The father thanked me for coming. The mother asked me if I was a friend of her son. I said no. I had come because I could relate to their situation as I had been in their shoes once. T told her that I had been in the hospital with my daughter for almost 6 weeks while she was on a respirator. I knew the question that would come next. I could feel my own heart beating.

"How is your daughter?” she asked.

Baruch Hashem, I replied.

"How old is she?” she asked.

Intentionally being vague, I replied simply, "10."

"Hashem was kind to you”, she said.

"Yes, he was", I said and I meant it.

I had no intention of telling her that my daughter was in a similar circumstance but she died. Some people might disagree, but I saw no benefit in saying so. Here was a woman who had the right mindset, full of emunah. Who would I be helping?
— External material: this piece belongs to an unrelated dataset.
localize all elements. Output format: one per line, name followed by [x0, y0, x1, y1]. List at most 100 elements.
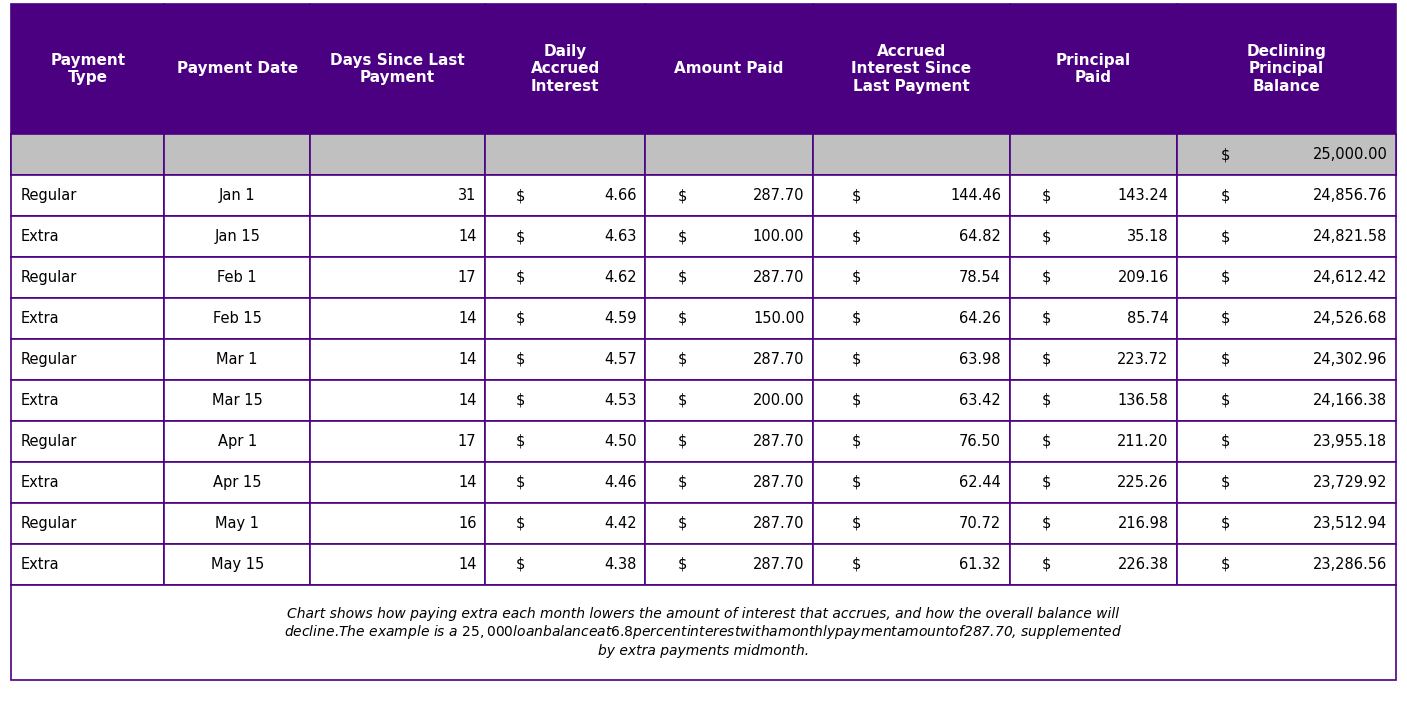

When there is life there is hope and it was my hope that the end for this man would be different.

“You passed the test", she said.

"Ma'am, this IS the test!"

I don't know if she understood what I meant at the time but as I explained to the father at shiva that the outcome is not in our hands. Here was a man who had done absolutely everything in his power to help his son but probably felt, as many of us have, that we failed. The real test is how we perform under the incredible stress and challenge of the situations that we are put in. The outcome is Hashem's decision. And IMHO, this family passed with flying colors. The family should be a zechus for the entire Clal Yisroel. May the nifter watch over his family and the entire Clal Yisroel.

Kesiva vChasima Tova!

My Goal is to post at least 2x per week on Sunday and Wednesday.